Key Design Decisions

  • Pure filesystem layer. The spec/ module takes a Path and returns an AgentSpec. No network, no database, no storage awareness. The server (bundle upload/extraction) is separate from parsing.

  • Listing an agent is enough to call it. No explicit agent.call builtin needed. If a name appears in tools.agents, the runtime exposes it as a callable tool automatically.

  • Allowlists only. Agents not listed in tools.agents are rejected at call time. No denylists, no wildcards in v1.

  • Sub-agents are isolated. Each sub-agent sees only its own tools. No tool inheritance from parent in v1.

  • Plain dataclasses. AgentSpec and related types are dataclasses, not ORM models. No database awareness in this layer.


Not Yet

  • interaction.schema — structured I/O contract for the agent. When present, the runtime validates inputs and outputs against declared field types. Deferred; all agents default to unstructured chat I/O for now.

    Planned shape:

    interaction:
      schema:
        types:                    # reusable custom type definitions
          my_type:
            field_a: string
            field_b: int?
        inputs:                   # input validation schema (field: type)
          message: string
        outputs:                  # output validation schema (field: type)
          reply: markdown
          sources: list[my_type]
    

    Builtin field types: string, int, float, bool, markdown, url, datetime, code, json (escape hatch), list[T], T? (optional). Custom types defined under schema.types are reusable anywhere a builtin type is valid. The rationale for nesting under interaction: frontend and runtime need to read both execution semantics and I/O shape from one block.

  • Type inheritancebase: citation to extend a builtin type within schema.types. All types are flat in v1.
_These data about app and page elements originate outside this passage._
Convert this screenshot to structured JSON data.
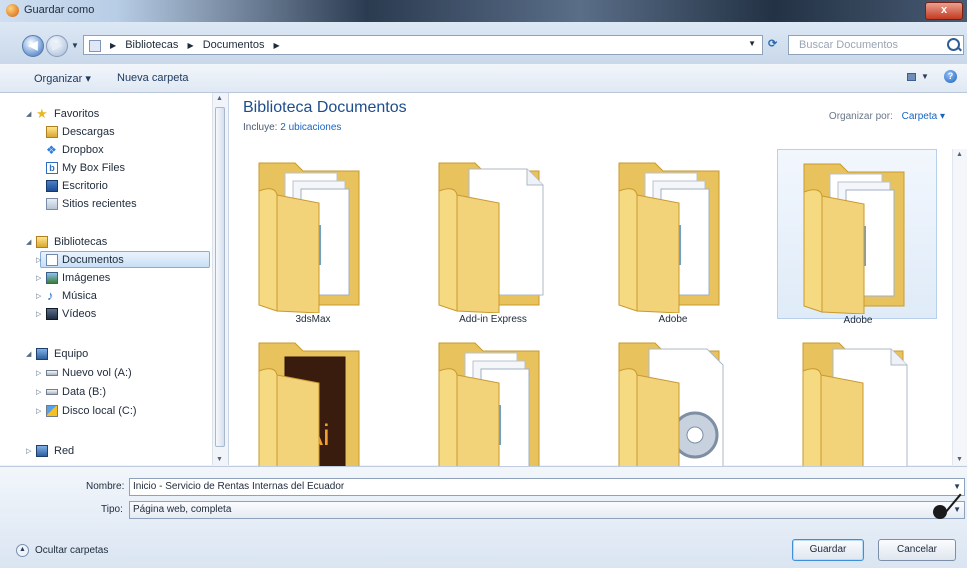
{
  "window": {
    "title": "Guardar como",
    "close_label": "x"
  },
  "address": {
    "crumbs": [
      "Bibliotecas",
      "Documentos"
    ],
    "search_placeholder": "Buscar Documentos"
  },
  "toolbar": {
    "organize": "Organizar ▾",
    "new_folder": "Nueva carpeta"
  },
  "nav": {
    "favorites": "Favoritos",
    "fav_items": [
      "Descargas",
      "Dropbox",
      "My Box Files",
      "Escritorio",
      "Sitios recientes"
    ],
    "libraries": "Bibliotecas",
    "lib_items": [
      "Documentos",
      "Imágenes",
      "Música",
      "Vídeos"
    ],
    "computer": "Equipo",
    "computer_items": [
      "Nuevo vol (A:)",
      "Data (B:)",
      "Disco local (C:)"
    ],
    "network": "Red"
  },
  "content": {
    "title": "Biblioteca Documentos",
    "includes_prefix": "Incluye:",
    "includes_link": "2 ubicaciones",
    "arrange_label": "Organizar por:",
    "arrange_value": "Carpeta ▾",
    "folders": [
      {
        "label": "3dsMax",
        "variant": "docs",
        "selected": false
      },
      {
        "label": "Add-in Express",
        "variant": "paper",
        "selected": false
      },
      {
        "label": "Adobe",
        "variant": "docs",
        "selected": false
      },
      {
        "label": "Adobe",
        "variant": "docs",
        "selected": true
      },
      {
        "label": "",
        "variant": "ai",
        "selected": false
      },
      {
        "label": "",
        "variant": "docs",
        "selected": false
      },
      {
        "label": "",
        "variant": "gear",
        "selected": false
      },
      {
        "label": "",
        "variant": "paper",
        "selected": false
      }
    ]
  },
  "form": {
    "name_label": "Nombre:",
    "name_value": "Inicio - Servicio de Rentas Internas del Ecuador",
    "type_label": "Tipo:",
    "type_value": "Página web, completa"
  },
  "footer": {
    "hide_folders": "Ocultar carpetas",
    "save": "Guardar",
    "cancel": "Cancelar"
  },
  "colors": {
    "accent": "#1e4d8c",
    "link": "#1a64c0",
    "folder": "#f3d37a"
  }
}
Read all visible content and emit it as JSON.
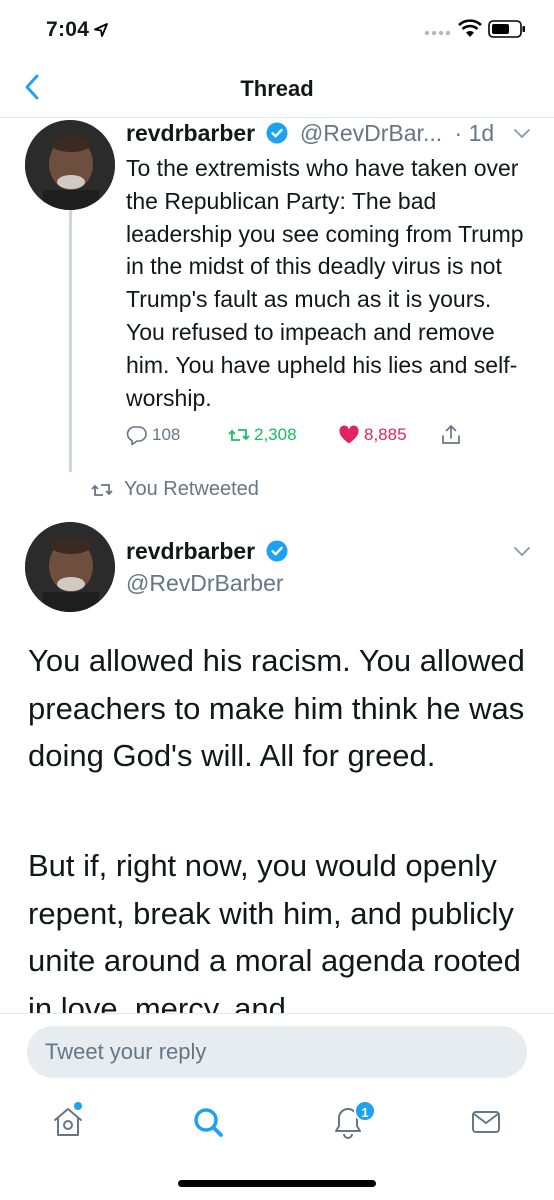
{
  "status_bar": {
    "time": "7:04"
  },
  "header": {
    "title": "Thread"
  },
  "tweet1": {
    "name": "revdrbarber",
    "handle": "@RevDrBar...",
    "age": "· 1d",
    "text": "To the extremists who have taken over the Republican Party: The bad leadership you see coming from Trump in the midst of this deadly virus is not Trump's fault as much as it is yours. You refused to impeach and remove him. You have upheld his lies and self-worship.",
    "replies": "108",
    "retweets": "2,308",
    "likes": "8,885"
  },
  "retweet_notice": "You Retweeted",
  "tweet2": {
    "name": "revdrbarber",
    "handle": "@RevDrBarber",
    "paragraph1": "You allowed his racism. You allowed preachers to make him think he was doing God's will. All for greed.",
    "paragraph2": "But if, right now, you would openly repent, break with him, and publicly unite around a moral agenda rooted in love, mercy, and"
  },
  "reply": {
    "placeholder": "Tweet your reply"
  },
  "tabbar": {
    "notifications_badge": "1"
  },
  "colors": {
    "accent": "#1da1f2",
    "retweet": "#17bf63",
    "like": "#e0245e",
    "secondary_text": "#657786"
  },
  "icons": [
    "location-arrow-icon",
    "signal-icon",
    "wifi-icon",
    "battery-icon",
    "back-chevron-icon",
    "verified-badge-icon",
    "chevron-down-icon",
    "reply-icon",
    "retweet-icon",
    "heart-icon",
    "share-icon",
    "home-icon",
    "search-icon",
    "bell-icon",
    "mail-icon"
  ]
}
  • agent.map / agent.spawn — batch and parallel fan-out over sub-agents. Deferred to v2.

  • Builtin tools: search.web, code.execute, memory.* — standardized runtime-provided tools. Interfaces and availability will be defined soon.

  • Memory policy declarations — a memory: block for consent hints and scope declarations. Memory is purely a tool concern in v1.

  • when: routing hints on sub-agents — declarative hints in tools.agents entries describing when to call each sub-agent. Skill content handles routing in v1.

  • Tool inheritance for sub-agentsinherit_tools: true to pass a restricted tool allowlist down to a sub-agent. Isolation is the only model in v1.

  • Skill versioning — version numbers on skills or the overall image beyond spec_version: 1.

  • interruptible flag — all agents are interruptible in v1. A per-agent flag with partial-result semantics and resume-from-checkpoint may be added later.

  • streaming flag — all agents support streaming in v1. A per-agent flag may be added later if non-streaming agents become a meaningful use case.

  • conversational: false — stateless single-turn mode where the runtime does not maintain history across turns. All agents are conversational in v1; the field is defined in the spec but only true is supported for now.

  • file output modality — agents generating downloadable files as output. Output modalities are limited to text, image, and audio in v1.

  • Flexible skill content sources — similar to how instructions can be inline text or a file reference, skills could support an instructions key pointing to an arbitrary file instead of requiring skills/<name>/SKILL.md. Whether inlining skill text directly in config.yaml should also be supported is an open question — it trades discoverability and separation-of-concerns for convenience in simple single-skill agents. In v1, skills must live in skills/<name>/SKILL.md.

  • Tool environment declarations — specifying dependencies for local tools, e.g. a requirements.txt for Python tools or package.json for TypeScript. The runtime currently assumes dependencies are pre-installed in the execution environment.